While Asacub was also the top dog in the Android banking malware rankings in 2017, during 2018 this Android malware family was behind 58% of all detected attacks, more than doubling its “market share.”

The second and third places were taken by Agent and Svpeng with 14% and 13% of the total number of attacks, pushing down the Faketoken and Hqwar families to the middle of the top most dangerous Android malware during 2018.

This was an interesting evolution especially since Svpeng was almost out of the picture until May 2018, when it started landing on Android devices around the world, eventually being detected on around 100,000 of them during June.

1.8 Million Users Attacked by Android Banking Malware, 300% Increase Since 2017

Banking malware on Windows desktops

As detailed in Kaspersky Lab’s report, Windows users were also targeted by banking Trojans, with this malware strain being behind 889,452 incidents, “an increase of 15.9% in comparison with 767,072” during 2017.

Approximately 24% of them were also from corporate environments, which translates into an apparent upward trend from the 19% share of 2017.

Also, “Zbot and Gozi are still the kings when comes to most widespread banking malware family (over 26% and 20% of attacked users), followed by SpyEye (15.6%),” says Kaspersky.

Despite this, on the whole, the two malware families at the top saw a decrease in the number of detections, while families that placed in the middle of the rankings — SpyEye, RTM, Emotet, Caphaw — solidified their positions since 2017.

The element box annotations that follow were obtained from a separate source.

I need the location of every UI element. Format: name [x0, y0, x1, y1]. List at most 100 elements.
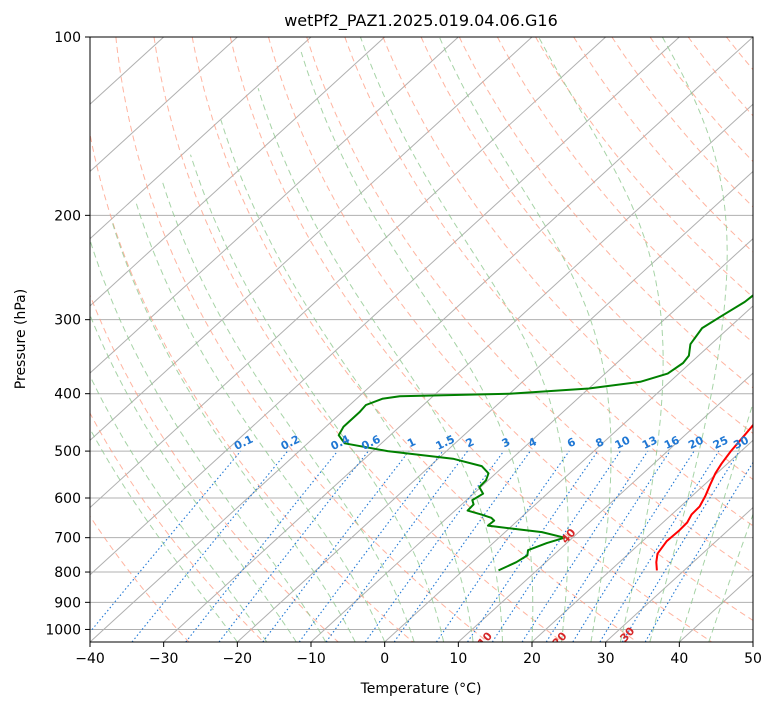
dry-adiabat-line — [535, 37, 753, 298]
isotherm-line — [531, 439, 753, 642]
mixing-ratio-line — [90, 450, 242, 633]
y-tick-label: 400 — [54, 387, 81, 403]
x-tick-label: 50 — [744, 651, 762, 667]
y-tick-label: 600 — [54, 491, 81, 507]
mixing-ratio-label: 25 — [711, 434, 730, 452]
moist-adiabat-line — [359, 37, 569, 642]
mixing-ratio-lines — [90, 450, 753, 642]
y-tick-label: 900 — [54, 595, 81, 611]
dry-adiabat-line — [420, 37, 753, 435]
dry-adiabat-line — [90, 293, 339, 642]
y-axis-label: Pressure (hPa) — [13, 289, 29, 389]
moist-adiabat-line — [111, 222, 356, 642]
isotherm-line — [90, 37, 753, 642]
dry-adiabat-line — [153, 37, 563, 642]
mixing-ratio-line — [131, 450, 289, 642]
isotherm-line — [384, 305, 753, 642]
temperature-profile-line — [655, 423, 753, 571]
dry-adiabat-line — [229, 37, 712, 642]
dry-adiabat-line — [90, 412, 264, 642]
dry-adiabat-line — [382, 37, 753, 481]
y-tick-label: 1000 — [45, 622, 81, 638]
y-axis-ticks: 100 200 300 400 500 600 700 800 900 1000 — [45, 30, 90, 638]
y-tick-label: 100 — [54, 30, 81, 46]
x-tick-label: −30 — [149, 651, 179, 667]
moist-adiabat-line — [300, 51, 534, 642]
dewpoint-profile-line — [337, 294, 753, 572]
isotherm-lines — [90, 37, 753, 642]
x-tick-label: 30 — [597, 651, 615, 667]
isotherm-line — [90, 37, 238, 173]
mixing-ratio-line — [298, 450, 444, 642]
x-tick-label: −10 — [296, 651, 326, 667]
moist-adiabat-line — [708, 512, 753, 642]
moist-adiabat-line — [438, 37, 612, 642]
dry-adiabat-line — [344, 37, 753, 527]
moist-adiabat-line — [678, 401, 753, 642]
dry-adiabat-line — [573, 37, 753, 253]
dry-adiabat-lines — [90, 37, 753, 642]
isotherm-line — [90, 37, 680, 576]
moist-adiabat-line — [90, 427, 238, 642]
mixing-ratio-line — [325, 450, 468, 642]
moist-adiabat-line — [190, 154, 445, 642]
mixing-ratio-line — [393, 450, 531, 642]
y-tick-label: 700 — [54, 531, 81, 547]
y-tick-label: 500 — [54, 444, 81, 460]
dry-adiabat-line — [268, 37, 753, 622]
y-tick-label: 800 — [54, 565, 81, 581]
isotherm-line — [457, 372, 753, 642]
plot-area: 0.10.20.40.611.52346810131620253036-100-… — [90, 37, 753, 642]
x-tick-label: −40 — [75, 651, 105, 667]
y-tick-label: 200 — [54, 208, 81, 224]
moist-adiabat-line — [90, 374, 268, 642]
mixing-ratio-label: 20 — [686, 433, 706, 452]
mixing-ratio-label: 16 — [662, 433, 682, 452]
x-tick-label: −20 — [223, 651, 253, 667]
dry-adiabat-line — [90, 131, 414, 642]
x-axis-ticks: −40 −30 −20 −10 0 10 20 30 40 50 — [75, 642, 762, 667]
mixing-ratio-line — [521, 450, 649, 642]
isotherm-line — [236, 170, 753, 642]
mixing-ratio-label: 13 — [640, 434, 659, 452]
isotherm-line — [310, 237, 753, 642]
isotherm-line — [90, 37, 533, 442]
chart-title: wetPf2_PAZ1.2025.019.04.06.G16 — [284, 11, 558, 31]
x-tick-label: 40 — [670, 651, 688, 667]
mixing-ratio-line — [491, 450, 621, 642]
moist-adiabat-line — [649, 37, 728, 642]
moist-adiabat-line — [90, 242, 327, 642]
mixing-ratio-label: 30 — [731, 433, 751, 452]
mixing-ratio-line — [185, 450, 339, 642]
mixing-ratio-label: 10 — [613, 433, 633, 452]
y-tick-label: 300 — [54, 313, 81, 329]
pressure-gridlines — [90, 37, 753, 630]
x-axis-label: Temperature (°C) — [360, 681, 482, 697]
isotherm-line — [90, 37, 459, 374]
mixing-ratio-line — [364, 450, 505, 642]
x-tick-label: 10 — [449, 651, 467, 667]
x-tick-label: 0 — [380, 651, 389, 667]
mixing-ratio-line — [545, 450, 671, 642]
isotherm-line — [605, 506, 753, 642]
isotherm-line — [163, 103, 753, 642]
x-tick-label: 20 — [523, 651, 541, 667]
moist-adiabat-line — [538, 37, 664, 642]
dry-adiabat-line — [115, 37, 488, 642]
mixing-ratio-line — [621, 450, 740, 642]
isotherm-line — [90, 37, 607, 509]
dry-adiabat-line — [191, 37, 638, 642]
isotherm-line — [90, 37, 312, 240]
dry-adiabat-line — [306, 37, 753, 574]
moist-adiabat-line — [90, 313, 297, 642]
moist-adiabat-line — [161, 179, 415, 642]
plot-frame — [89, 36, 754, 643]
mixing-ratio-line — [467, 450, 599, 642]
mixing-ratio-line — [572, 450, 695, 642]
moist-adiabat-lines — [90, 37, 753, 642]
moist-adiabat-line — [220, 119, 474, 642]
mixing-ratio-line — [435, 450, 570, 642]
isotherm-line — [90, 37, 386, 307]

1.8 Million Users Attacked by Android Banking Malware, 300% Increase Since 2017

Malicious mobile software attacks doubled during 2018

A previous report on the mobile malware evolution during for 2018, also signed by Kaspersky Lab, saw that mobile users were targeted by almost twice as many attacks using malicious software during the previous year, going up from 66.4 million in 2017 to 116.5 million until the end of 2018.

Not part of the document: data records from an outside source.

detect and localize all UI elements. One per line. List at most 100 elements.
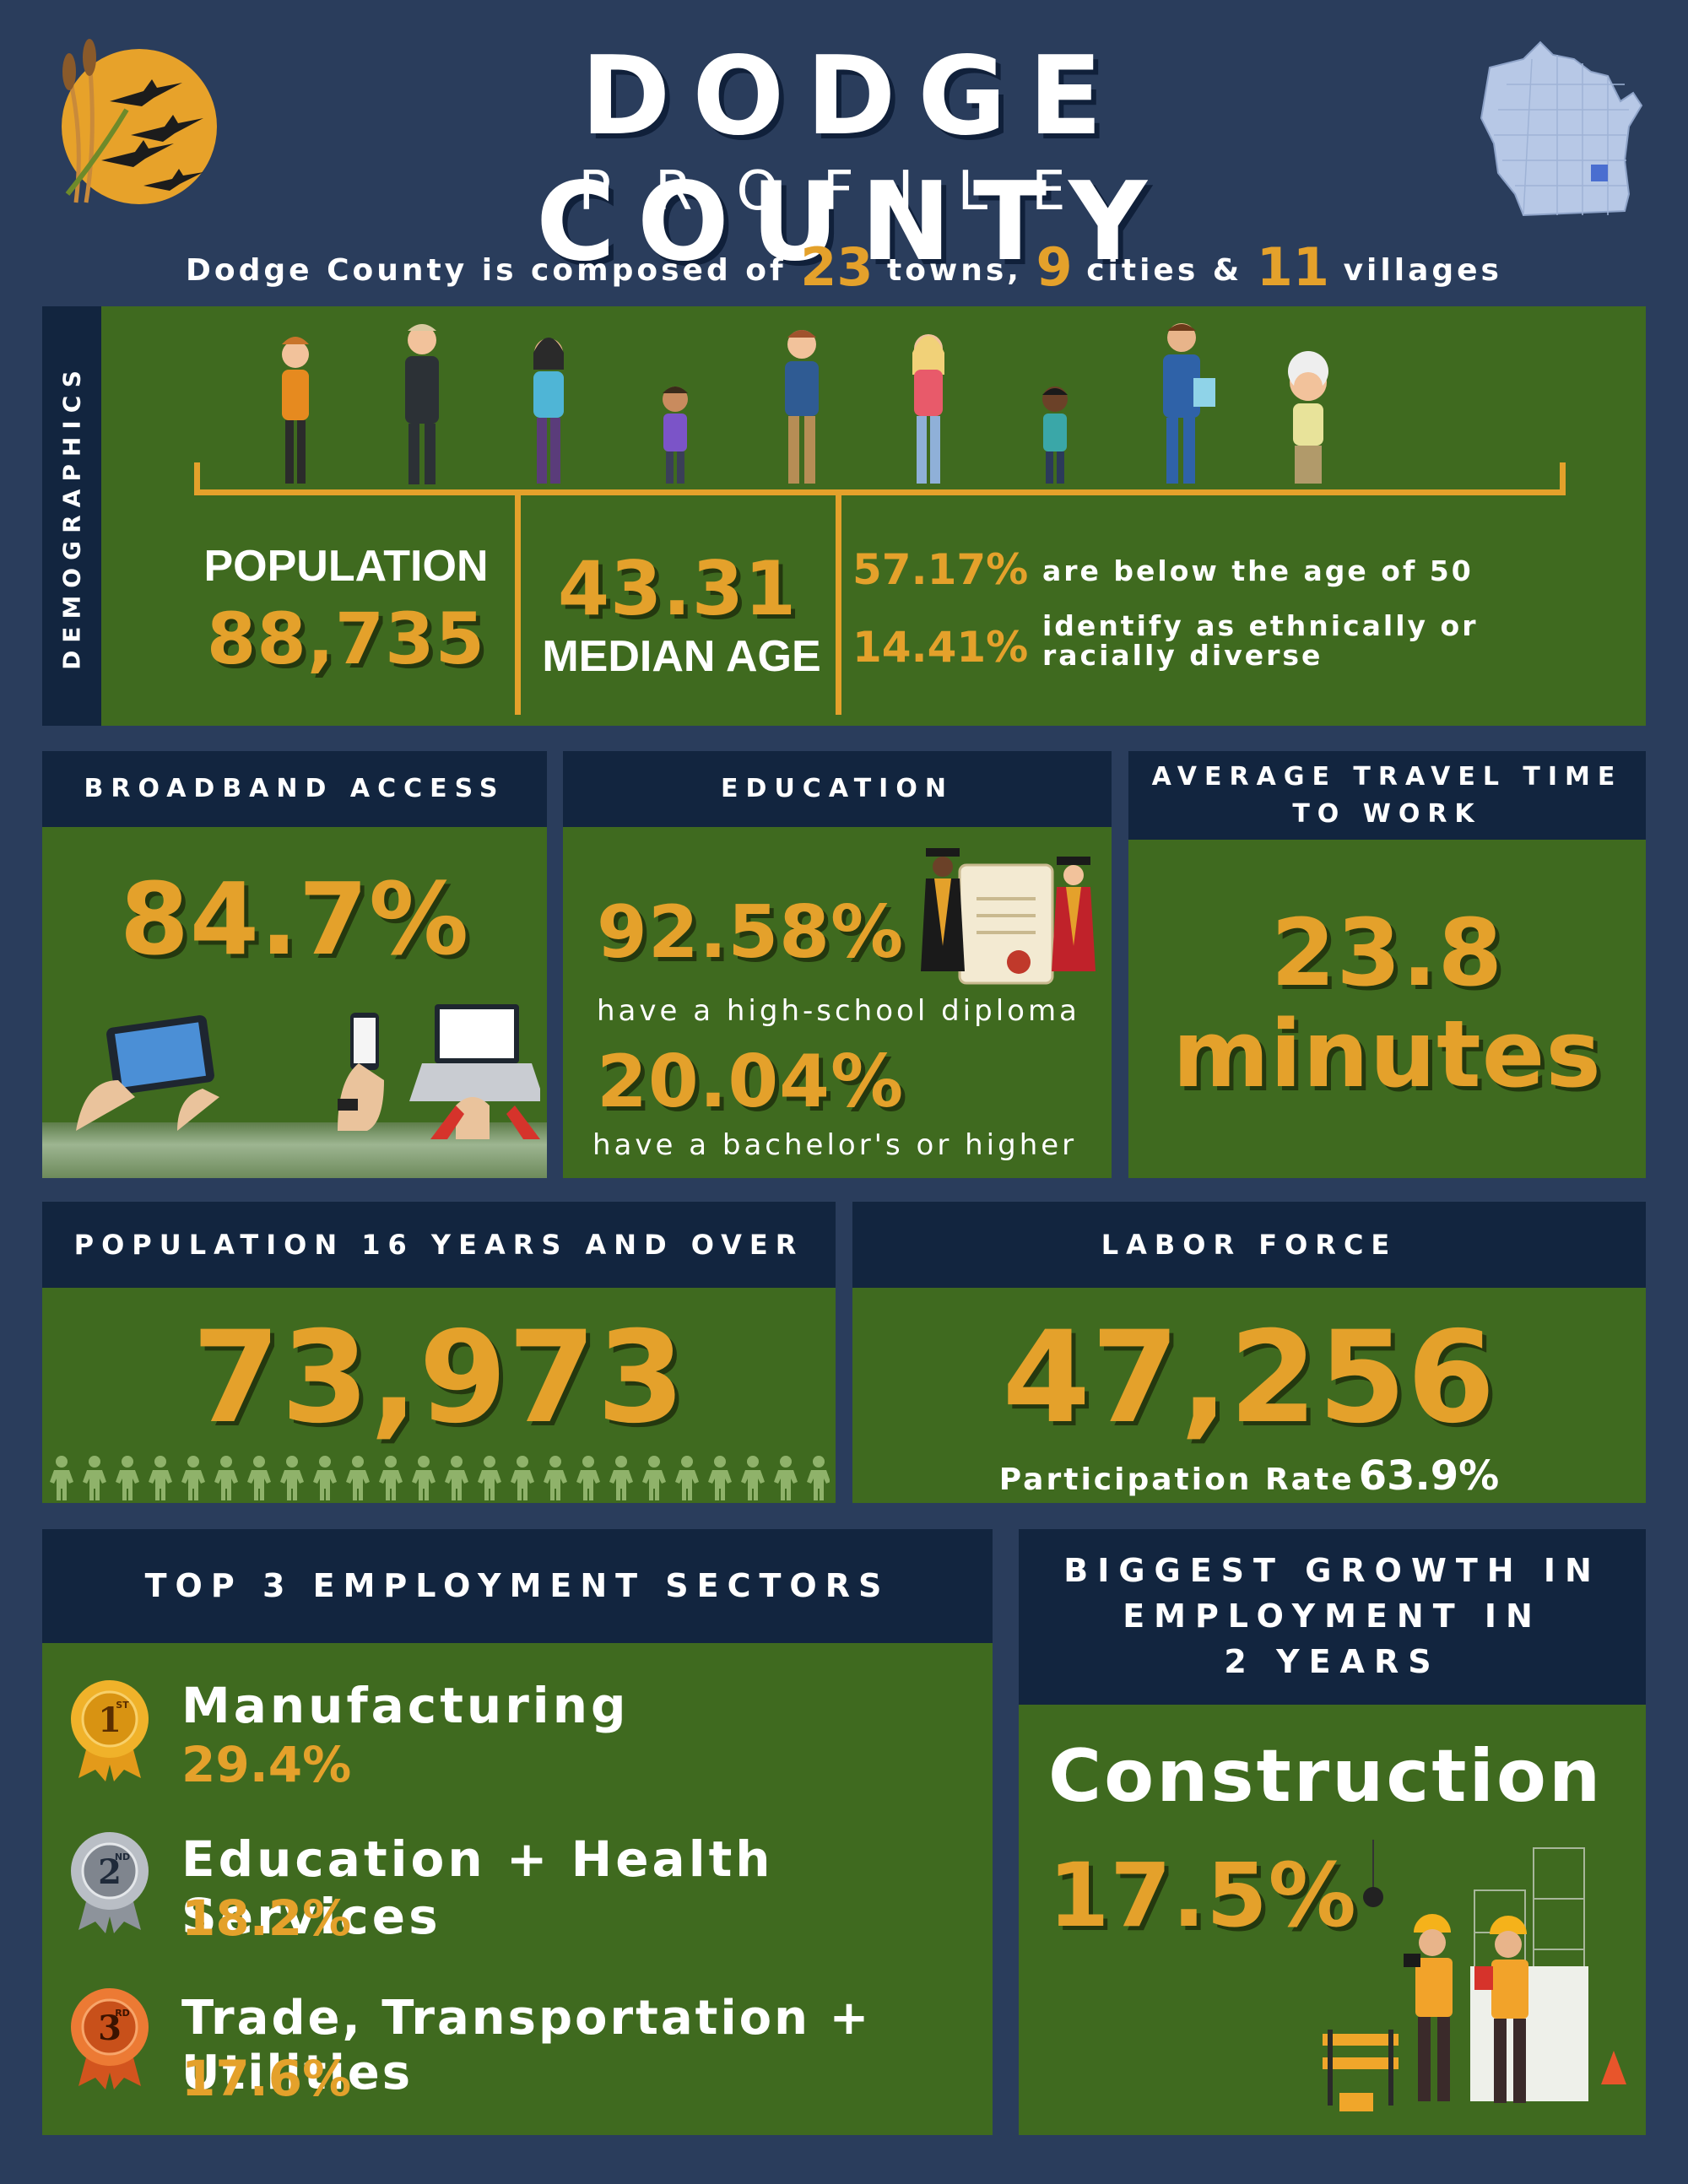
medal-3-suffix: RD [115, 2008, 130, 2019]
sector-1-name: Manufacturing [181, 1677, 630, 1734]
growth-header-line-1: BIGGEST GROWTH IN [1063, 1552, 1601, 1590]
villages-count: 11 [1256, 236, 1330, 298]
sector-3-value: 17.6% [181, 2050, 352, 2107]
sector-2-name: Education + Health Services [181, 1830, 774, 1945]
sector-2-value: 18.2% [181, 1889, 352, 1947]
sector-1-value: 29.4% [181, 1736, 352, 1793]
participation-label: Participation Rate [998, 1462, 1355, 1497]
composition-prefix: Dodge County is composed of [186, 253, 787, 288]
bracket-right [1560, 462, 1566, 495]
cities-count: 9 [1036, 236, 1073, 298]
wisconsin-map [1473, 25, 1650, 219]
bronze-medal-icon: 3 RD [71, 1988, 149, 2089]
construction-workers-icon [1323, 1840, 1626, 2111]
person-7-icon [1042, 387, 1068, 484]
laptop-icon [409, 1004, 540, 1139]
travel-value: 23.8 [1270, 899, 1504, 1007]
broadband-value: 84.7% [119, 861, 470, 977]
ba-label: have a bachelor's or higher [592, 1128, 1078, 1162]
diverse-label-1: identify as ethnically or [1042, 609, 1479, 642]
towns-count: 23 [800, 236, 874, 298]
growth-sector: Construction [1048, 1734, 1604, 1819]
demographics-side-label: DEMOGRAPHICS [42, 306, 101, 726]
pop16-value: 73,973 [192, 1305, 686, 1451]
sector-3-name: Trade, Transportation + Utilities [181, 1991, 872, 2100]
travel-header: AVERAGE TRAVEL TIME TO WORK [1128, 751, 1646, 840]
growth-value: 17.5% [1048, 1844, 1357, 1947]
silver-medal-icon: 2 ND [71, 1832, 149, 1933]
below-50-label: are below the age of 50 [1042, 554, 1474, 587]
travel-header-line-1: AVERAGE TRAVEL TIME [1151, 762, 1623, 792]
pop16-header: POPULATION 16 YEARS AND OVER [42, 1202, 836, 1288]
divider-1 [515, 495, 521, 715]
person-6-icon [912, 334, 944, 484]
towns-label: towns, [887, 253, 1022, 288]
growth-panel: Construction 17.5% [1019, 1705, 1646, 2135]
education-panel: 92.58% have a high-school diploma 20.04%… [563, 827, 1112, 1178]
person-5-icon [785, 330, 819, 484]
bracket-top [194, 489, 1566, 495]
graduate-1-icon [921, 848, 965, 971]
medal-1-number: 1 [98, 1700, 122, 1740]
devices-illustration-icon [76, 1004, 540, 1139]
phone-icon [338, 1013, 384, 1131]
labor-value: 47,256 [1002, 1305, 1496, 1451]
population-label: POPULATION [203, 542, 489, 591]
median-age-value: 43.31 [557, 545, 798, 632]
travel-unit: minutes [1172, 1000, 1602, 1108]
below-50-value: 57.17% [852, 545, 1029, 594]
person-2-icon [405, 324, 439, 484]
sector-rank-3-medal: 3 RD [68, 1981, 152, 2094]
median-age-label: MEDIAN AGE [542, 632, 821, 681]
people-chain-icon [50, 1456, 830, 1500]
page-title: DODGE COUNTY [536, 34, 1169, 285]
broadband-panel: 84.7% [42, 827, 547, 1178]
sector-rank-2-medal: 2 ND [68, 1825, 152, 1938]
page-subtitle: PROFILE [578, 160, 1110, 223]
hs-label: have a high-school diploma [597, 994, 1080, 1028]
traffic-cone-icon [1601, 2051, 1626, 2084]
medal-2-suffix: ND [115, 1852, 130, 1862]
wisconsin-map-icon [1480, 41, 1643, 217]
tablet-icon [76, 1015, 219, 1131]
hs-value: 92.58% [597, 890, 905, 975]
person-9-icon [1288, 351, 1328, 484]
participation-line: Participation Rate 63.9% [852, 1452, 1646, 1500]
divider-2 [836, 495, 841, 715]
growth-header-line-3: 2 YEARS [1224, 1642, 1441, 1680]
medal-1-suffix: ST [116, 1700, 129, 1711]
graduate-2-icon [1052, 857, 1096, 971]
person-4-icon [663, 387, 688, 484]
bricks-icon [1339, 2093, 1373, 2111]
medal-3-number: 3 [98, 2008, 122, 2048]
wrecking-ball-icon [1363, 1887, 1383, 1907]
person-8-icon [1163, 323, 1215, 484]
travel-panel: 23.8 minutes [1128, 840, 1646, 1178]
cities-label: cities & [1086, 253, 1243, 288]
gold-medal-icon: 1 ST [71, 1680, 149, 1781]
education-header: EDUCATION [563, 751, 1112, 827]
demographics-panel: POPULATION 88,735 43.31 MEDIAN AGE 57.17… [101, 306, 1646, 726]
sectors-panel: 1 ST Manufacturing 29.4% 2 ND Education … [42, 1643, 993, 2135]
worker-1-icon [1404, 1914, 1453, 2101]
medal-2-number: 2 [98, 1852, 122, 1892]
labor-header: LABOR FORCE [852, 1202, 1646, 1288]
participation-value: 63.9% [1358, 1452, 1500, 1500]
travel-header-line-2: TO WORK [1292, 798, 1482, 829]
sector-rank-1-medal: 1 ST [68, 1673, 152, 1786]
broadband-header: BROADBAND ACCESS [42, 751, 547, 827]
people-illustration-icon [282, 323, 1328, 484]
diverse-value: 14.41% [852, 623, 1029, 672]
diverse-label-2: racially diverse [1042, 639, 1323, 672]
growth-header: BIGGEST GROWTH IN EMPLOYMENT IN 2 YEARS [1019, 1529, 1646, 1705]
sectors-header: TOP 3 EMPLOYMENT SECTORS [42, 1529, 993, 1643]
worker-2-icon [1474, 1916, 1528, 2103]
bracket-left [194, 462, 200, 495]
pop16-panel: 73,973 [42, 1288, 836, 1503]
barrier-icon [1323, 2030, 1399, 2106]
graduates-illustration-icon [921, 848, 1096, 985]
county-logo [51, 34, 219, 211]
demographics-label: DEMOGRAPHICS [57, 362, 86, 670]
labor-panel: 47,256 Participation Rate 63.9% [852, 1288, 1646, 1503]
ba-value: 20.04% [597, 1040, 905, 1124]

However, in spite of this astonishing increase, only 5,321,142 installation packages with malware samples were identified on all mobile platforms, down 409,774 when compared to the stats collected during 2017.

Even more, while cybercriminals who chose to target mobile users were seen using tried-and-tested methods such as SMS spam, some of them were also willing to try attack methods like DNS hijacking, previously reserved for attacking desktop platforms.